Clarendon councillors argue over garbage collection
MAY PEN, Clarendon — Forced to take pictures to prove her team is working so she could hold on to her job, National Solid Waste Management Authority (NSWMA) Zonal Manager Opal Samuels has hit back at constant criticism from the Clarendon Municipal Corporation.
The problem, she said at last Thursday’s monthly meeting, was an unprecedented amount of rubbish being discarded by people who simply do not care.
The terse exchange began when councillor for the Palmers Cross Division Carlene Benjamin (Jamaica Labour Party) took issue with Samuels’ assertion that, even though there were still severe challenges with communal receptacles, “the collection of solid waste over the Christmas period was satisfactory throughout the zone”. In giving her report, she said by adding additional trucks her team had managed to make a dent in the backlog of garbage.
Councillor Benjamin did not agree.
“During the Christmas season, this division was probably the nastiest division. When you come to Sandy Bay from Free Town right at the entrance of Rosewell Road, along that plot has been turned into an illegal dump. I am so ashamed to pass there in the mornings, but I don’t have nowhere else to drive,” said the locally elected official.
“It is a disgrace to travel through Rosewell. The garbage leading up to Kennedy Grove has been overturned into the road. The place is nasty, and nasty is a good word [to describe it]. So I don’t know where solid waste cleaning up for December was ‘satisfactory’. Because I can tell you that is not so in the Palmers Cross Division, and I can go on and on. Suh dem fi stop talk bout ‘satisfactory’ because to me it is unsatisfactory in the Palmers Cross Division,” she ranted.
In defending the report, Samuels insisted that garbage in May Pen proper and its environs — which includes Palmers Cross, Nineteen Mile, and Free Town — was, in fact, collected on December 27 last year.

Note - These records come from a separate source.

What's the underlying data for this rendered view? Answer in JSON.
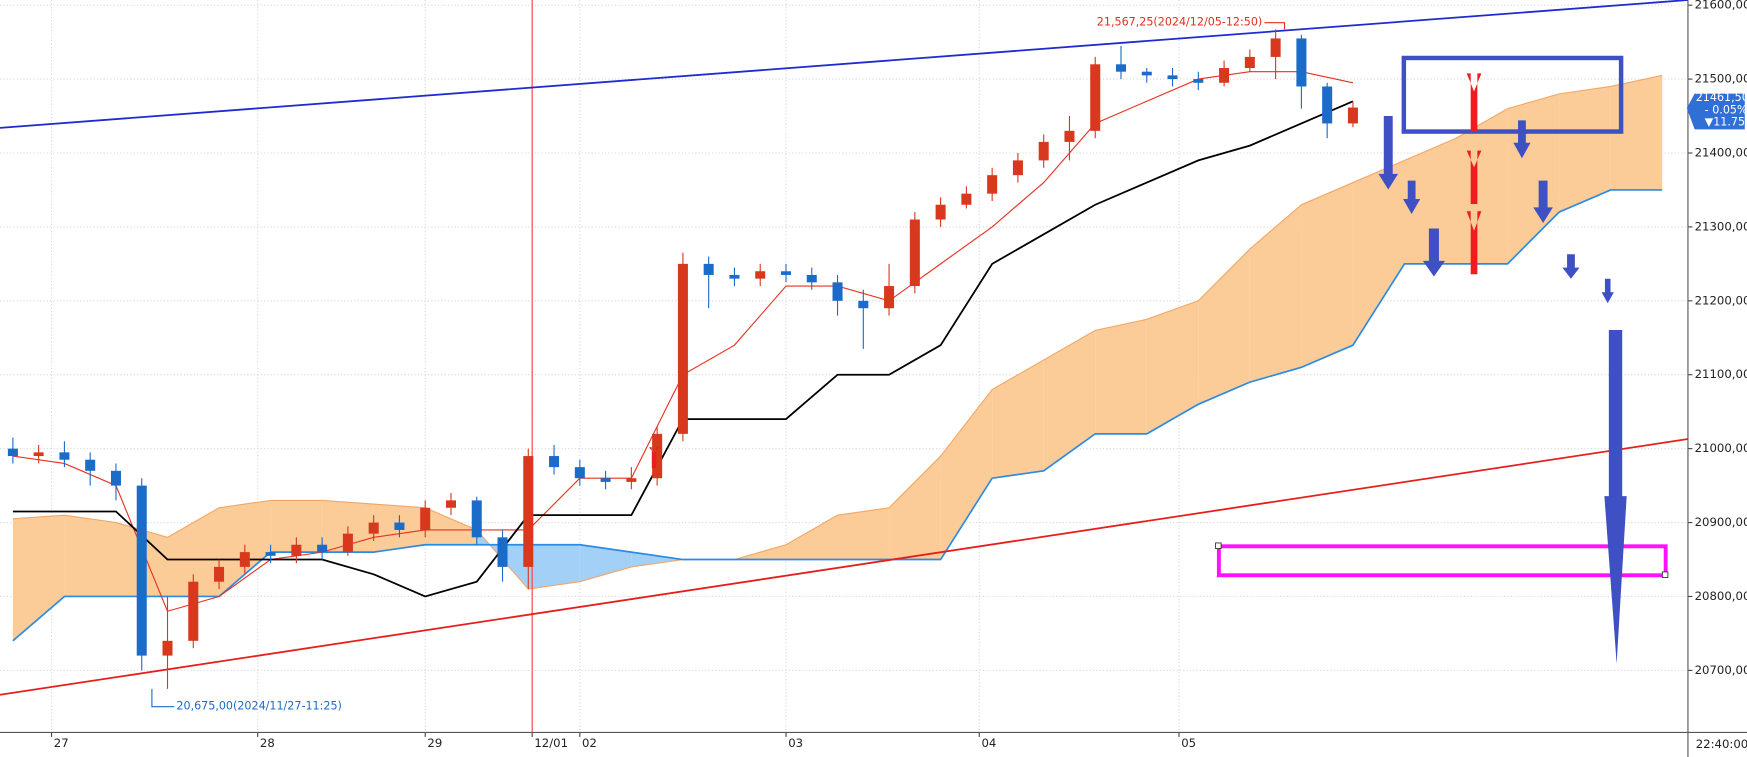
{
  "chart_data": {
    "type": "candlestick",
    "x": [
      0,
      2,
      4,
      6,
      8,
      10,
      12,
      14,
      16,
      18,
      20,
      22,
      24,
      26,
      28,
      30,
      32,
      34,
      36,
      38,
      40,
      42,
      44,
      46,
      48,
      50,
      52,
      54,
      56,
      58,
      60,
      62,
      64,
      66,
      68,
      70,
      72,
      74,
      76,
      78,
      80,
      82,
      84,
      86,
      88,
      90,
      92,
      94,
      96,
      98,
      100,
      102,
      104
    ],
    "open": [
      21000,
      20990,
      20995,
      20985,
      20970,
      20950,
      20720,
      20740,
      20820,
      20840,
      20860,
      20855,
      20870,
      20860,
      20885,
      20900,
      20890,
      20920,
      20930,
      20880,
      20840,
      20990,
      20975,
      20960,
      20955,
      20960,
      21020,
      21250,
      21235,
      21230,
      21240,
      21235,
      21225,
      21200,
      21190,
      21220,
      21310,
      21330,
      21345,
      21370,
      21390,
      21415,
      21430,
      21520,
      21510,
      21505,
      21500,
      21495,
      21515,
      21530,
      21555,
      21490,
      21440
    ],
    "high": [
      21015,
      21005,
      21010,
      20995,
      20980,
      20960,
      20800,
      20830,
      20850,
      20870,
      20870,
      20880,
      20880,
      20895,
      20910,
      20910,
      20930,
      20940,
      20935,
      20890,
      21000,
      21005,
      20985,
      20970,
      20975,
      21030,
      21265,
      21260,
      21245,
      21250,
      21250,
      21245,
      21235,
      21215,
      21250,
      21320,
      21340,
      21355,
      21380,
      21400,
      21425,
      21450,
      21530,
      21545,
      21515,
      21515,
      21510,
      21525,
      21540,
      21567.25,
      21560,
      21495,
      21470
    ],
    "low": [
      20980,
      20980,
      20975,
      20950,
      20930,
      20700,
      20675,
      20730,
      20810,
      20830,
      20845,
      20845,
      20850,
      20855,
      20875,
      20880,
      20880,
      20910,
      20870,
      20820,
      20810,
      20965,
      20950,
      20945,
      20945,
      20950,
      21010,
      21190,
      21220,
      21220,
      21225,
      21215,
      21180,
      21135,
      21180,
      21210,
      21300,
      21325,
      21335,
      21360,
      21380,
      21390,
      21420,
      21500,
      21495,
      21490,
      21485,
      21490,
      21510,
      21500,
      21460,
      21420,
      21435
    ],
    "close": [
      20990,
      20995,
      20985,
      20970,
      20950,
      20720,
      20740,
      20820,
      20840,
      20860,
      20855,
      20870,
      20860,
      20885,
      20900,
      20890,
      20920,
      20930,
      20880,
      20840,
      20990,
      20975,
      20960,
      20955,
      20960,
      21020,
      21250,
      21235,
      21230,
      21240,
      21235,
      21225,
      21200,
      21190,
      21220,
      21310,
      21330,
      21345,
      21370,
      21390,
      21415,
      21430,
      21520,
      21510,
      21505,
      21500,
      21495,
      21515,
      21530,
      21555,
      21490,
      21440,
      21461.5
    ],
    "up_color": "#d8381d",
    "down_color": "#1b6cc8",
    "lines": [
      {
        "color": "#e8301f",
        "width": 1,
        "x": [
          0,
          4,
          8,
          12,
          16,
          20,
          24,
          28,
          32,
          36,
          40,
          44,
          48,
          52,
          56,
          60,
          64,
          68,
          72,
          76,
          80,
          84,
          88,
          92,
          96,
          100,
          104
        ],
        "values": [
          20990,
          20980,
          20950,
          20780,
          20800,
          20850,
          20860,
          20880,
          20890,
          20890,
          20890,
          20960,
          20960,
          21100,
          21140,
          21220,
          21220,
          21200,
          21250,
          21300,
          21360,
          21440,
          21470,
          21500,
          21510,
          21510,
          21495
        ]
      },
      {
        "color": "#000000",
        "width": 1.6,
        "x": [
          0,
          4,
          8,
          12,
          16,
          20,
          24,
          28,
          32,
          36,
          40,
          44,
          48,
          52,
          56,
          60,
          64,
          68,
          72,
          76,
          80,
          84,
          88,
          92,
          96,
          100,
          104
        ],
        "values": [
          20915,
          20915,
          20915,
          20850,
          20850,
          20850,
          20850,
          20830,
          20800,
          20820,
          20910,
          20910,
          20910,
          21040,
          21040,
          21040,
          21100,
          21100,
          21140,
          21250,
          21290,
          21330,
          21360,
          21390,
          21410,
          21440,
          21470
        ]
      }
    ],
    "cloud": {
      "x": [
        0,
        4,
        8,
        12,
        16,
        20,
        24,
        28,
        32,
        36,
        40,
        44,
        48,
        52,
        56,
        60,
        64,
        68,
        72,
        76,
        80,
        84,
        88,
        92,
        96,
        100,
        104,
        108,
        112,
        116,
        120,
        124,
        128
      ],
      "span_a": [
        20905,
        20910,
        20900,
        20880,
        20920,
        20930,
        20930,
        20925,
        20920,
        20890,
        20810,
        20820,
        20840,
        20850,
        20850,
        20870,
        20910,
        20920,
        20990,
        21080,
        21120,
        21160,
        21175,
        21200,
        21270,
        21330,
        21360,
        21390,
        21420,
        21460,
        21480,
        21490,
        21505
      ],
      "span_b": [
        20740,
        20800,
        20800,
        20800,
        20800,
        20860,
        20860,
        20860,
        20870,
        20870,
        20870,
        20870,
        20860,
        20850,
        20850,
        20850,
        20850,
        20850,
        20850,
        20960,
        20970,
        21020,
        21020,
        21060,
        21090,
        21110,
        21140,
        21250,
        21250,
        21250,
        21320,
        21350,
        21350
      ],
      "up_color": "#fbcb98",
      "down_color": "#a3d0f7",
      "a_color": "#f2a766",
      "b_color": "#2b8be2"
    },
    "trend_lines": [
      {
        "color": "#1f2bd1",
        "x": [
          -1,
          130
        ],
        "values": [
          21434,
          21607
        ]
      },
      {
        "color": "#e5201c",
        "x": [
          -1,
          130
        ],
        "values": [
          20667,
          21013
        ]
      }
    ],
    "vlines": [
      {
        "x": 40.3,
        "color": "#ff3b3b"
      }
    ],
    "annotations": [
      {
        "text": "21,567,25(2024/12/05-12:50)",
        "color": "#e0301e"
      },
      {
        "text": "20,675,00(2024/11/27-11:25)",
        "color": "#1b6cc8"
      }
    ],
    "price_label": {
      "price": "21461,50",
      "change": "- 0.05%",
      "delta": "▼11.75"
    },
    "time_label": "22:40:00",
    "xlim": [
      -1,
      130
    ],
    "ylim": [
      20616,
      21607
    ],
    "xticks": [
      {
        "value": 3,
        "label": "27"
      },
      {
        "value": 19,
        "label": "28"
      },
      {
        "value": 32,
        "label": "29"
      },
      {
        "value": 40.3,
        "label": "12/01"
      },
      {
        "value": 44,
        "label": "02"
      },
      {
        "value": 60,
        "label": "03"
      },
      {
        "value": 75,
        "label": "04"
      },
      {
        "value": 90.5,
        "label": "05"
      }
    ],
    "yticks": [
      {
        "value": 21600,
        "label": "21600,00"
      },
      {
        "value": 21500,
        "label": "21500,00"
      },
      {
        "value": 21400,
        "label": "21400,00"
      },
      {
        "value": 21300,
        "label": "21300,00"
      },
      {
        "value": 21200,
        "label": "21200,00"
      },
      {
        "value": 21100,
        "label": "21100,00"
      },
      {
        "value": 21000,
        "label": "21000,00"
      },
      {
        "value": 20900,
        "label": "20900,00"
      },
      {
        "value": 20800,
        "label": "20800,00"
      },
      {
        "value": 20700,
        "label": "20700,00"
      }
    ],
    "grid": true
  }
}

“We keep hearing that the areas are not being collected a week going into two weeks after it was collected. The garbage is unlike any we have seen before. The May Pen town was cleaned right, left, and centre right through on Christmas Day. And I have pictures to show because that’s what we are doing now because we get complaints after we clean the areas. We cleaned an area and three days after we got some pictures that it was not cleaned. I had to show my pictures because I would have lost my job if I didn’t have proof. The areas are being cleaned. I don’t know where the garbage is coming from, I have absolutely no idea. It seems residents just take out their garbage and just throw it anywhere,” she retorted.

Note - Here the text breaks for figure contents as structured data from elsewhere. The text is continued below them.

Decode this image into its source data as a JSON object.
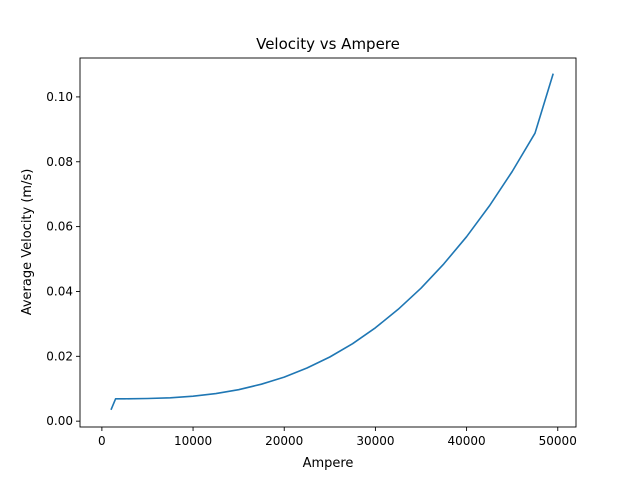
{
  "chart_data": {
    "type": "line",
    "title": "Velocity vs Ampere",
    "xlabel": "Ampere",
    "ylabel": "Average Velocity (m/s)",
    "xlim": [
      -2400,
      52000
    ],
    "ylim": [
      -0.0018,
      0.112
    ],
    "x_ticks": [
      0,
      10000,
      20000,
      30000,
      40000,
      50000
    ],
    "x_tick_labels": [
      "0",
      "10000",
      "20000",
      "30000",
      "40000",
      "50000"
    ],
    "y_ticks": [
      0.0,
      0.02,
      0.04,
      0.06,
      0.08,
      0.1
    ],
    "y_tick_labels": [
      "0.00",
      "0.02",
      "0.04",
      "0.06",
      "0.08",
      "0.10"
    ],
    "grid": false,
    "legend": "none",
    "series": [
      {
        "color": "#1f77b4",
        "x": [
          1000,
          1500,
          2500,
          5000,
          7500,
          10000,
          12500,
          15000,
          17500,
          20000,
          22500,
          25000,
          27500,
          30000,
          32500,
          35000,
          37500,
          40000,
          42500,
          45000,
          47500,
          49500
        ],
        "y": [
          0.0035,
          0.0069,
          0.0069,
          0.007,
          0.0072,
          0.0077,
          0.0085,
          0.0097,
          0.0114,
          0.0136,
          0.0164,
          0.0198,
          0.0239,
          0.0288,
          0.0345,
          0.041,
          0.0485,
          0.0569,
          0.0664,
          0.077,
          0.0888,
          0.1072
        ]
      }
    ]
  }
}
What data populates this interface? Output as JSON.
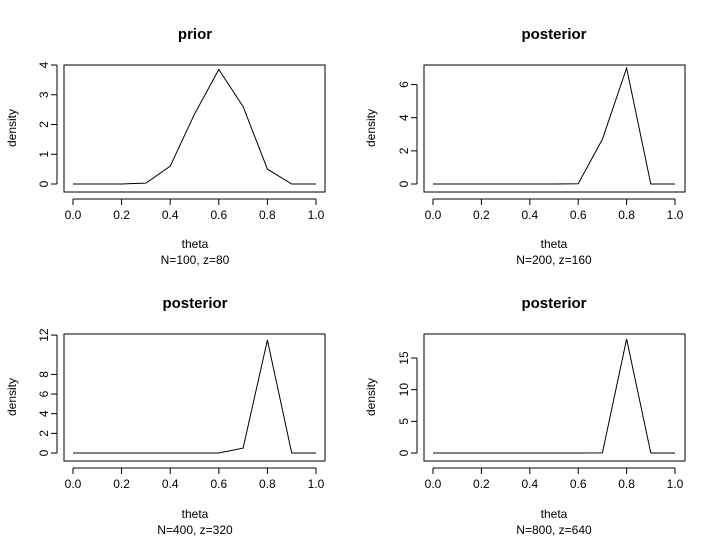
{
  "chart_data": [
    {
      "type": "line",
      "title": "prior",
      "xlabel": "theta",
      "sublabel": "N=100, z=80",
      "ylabel": "density",
      "xlim": [
        0,
        1
      ],
      "ylim": [
        0,
        4
      ],
      "xticks": [
        "0.0",
        "0.2",
        "0.4",
        "0.6",
        "0.8",
        "1.0"
      ],
      "yticks": [
        "0",
        "1",
        "2",
        "3",
        "4"
      ],
      "series": [
        {
          "x": [
            0,
            0.1,
            0.2,
            0.3,
            0.4,
            0.5,
            0.6,
            0.7,
            0.8,
            0.9,
            1.0
          ],
          "y": [
            0,
            0,
            0,
            0.03,
            0.6,
            2.35,
            3.85,
            2.6,
            0.5,
            0,
            0
          ]
        }
      ]
    },
    {
      "type": "line",
      "title": "posterior",
      "xlabel": "theta",
      "sublabel": "N=200, z=160",
      "ylabel": "density",
      "xlim": [
        0,
        1
      ],
      "ylim": [
        0,
        7
      ],
      "xticks": [
        "0.0",
        "0.2",
        "0.4",
        "0.6",
        "0.8",
        "1.0"
      ],
      "yticks": [
        "0",
        "2",
        "4",
        "6"
      ],
      "series": [
        {
          "x": [
            0,
            0.1,
            0.2,
            0.3,
            0.4,
            0.5,
            0.6,
            0.7,
            0.8,
            0.9,
            1.0
          ],
          "y": [
            0,
            0,
            0,
            0,
            0,
            0,
            0.02,
            2.7,
            7.0,
            0,
            0
          ]
        }
      ]
    },
    {
      "type": "line",
      "title": "posterior",
      "xlabel": "theta",
      "sublabel": "N=400, z=320",
      "ylabel": "density",
      "xlim": [
        0,
        1
      ],
      "ylim": [
        0,
        11.5
      ],
      "xticks": [
        "0.0",
        "0.2",
        "0.4",
        "0.6",
        "0.8",
        "1.0"
      ],
      "yticks": [
        "0",
        "2",
        "4",
        "6",
        "8",
        "12"
      ],
      "series": [
        {
          "x": [
            0,
            0.1,
            0.2,
            0.3,
            0.4,
            0.5,
            0.6,
            0.7,
            0.8,
            0.9,
            1.0
          ],
          "y": [
            0,
            0,
            0,
            0,
            0,
            0,
            0,
            0.5,
            11.5,
            0,
            0
          ]
        }
      ]
    },
    {
      "type": "line",
      "title": "posterior",
      "xlabel": "theta",
      "sublabel": "N=800, z=640",
      "ylabel": "density",
      "xlim": [
        0,
        1
      ],
      "ylim": [
        0,
        18
      ],
      "xticks": [
        "0.0",
        "0.2",
        "0.4",
        "0.6",
        "0.8",
        "1.0"
      ],
      "yticks": [
        "0",
        "5",
        "10",
        "15"
      ],
      "series": [
        {
          "x": [
            0,
            0.1,
            0.2,
            0.3,
            0.4,
            0.5,
            0.6,
            0.7,
            0.8,
            0.9,
            1.0
          ],
          "y": [
            0,
            0,
            0,
            0,
            0,
            0,
            0,
            0.02,
            18.0,
            0,
            0
          ]
        }
      ]
    }
  ]
}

Municipal council chairman, Winston Maragh, who said his attention was called to uncollected garbage in the Kellits Division, also sought answers from the agency’s representative.
“I got a call from the principal of the McNie Primary School to say that the garbage has not been collected for over two months. A young lady also called me from Sevens Ground to say that her garbage has not been collected for two months either. I have also gotten calls from other persons in and around the May Pen area that their Christmas garbage is yet to be collected either. So I don’t know what you call satisfactory,” he told the NSWMA representative.
However, Samuels, who maintained that all schools had been cleaned before reopening in January, argued that the NSWMA was not to be blamed.
“The residents don’t care. It is so sad that we as citizens think it is one or two entities that are responsible for keeping the place clean, the onus is on all of us,” she said, adding that there are four working units in Clarendon and only two are Government-owned.
And, even as Samuels defended the work being done by the NSWMA, councillor for the Aenon Town Division Delroy Dawson (PNP) used the opportunity to reiterate his call for the illegal dump at the entrance of Bog Hole to be cleaned.
“I was promised that it would be cleaned some months now, but still nothing is being done about it. I am asking when this area will be cleaned. It’s very unsightly and distasteful. The citizens are on our backs, so we have to be on yours” he said.
Samuels apologised for the delay and vowed to have the matter rectified as soon as possible using the limited resources they have.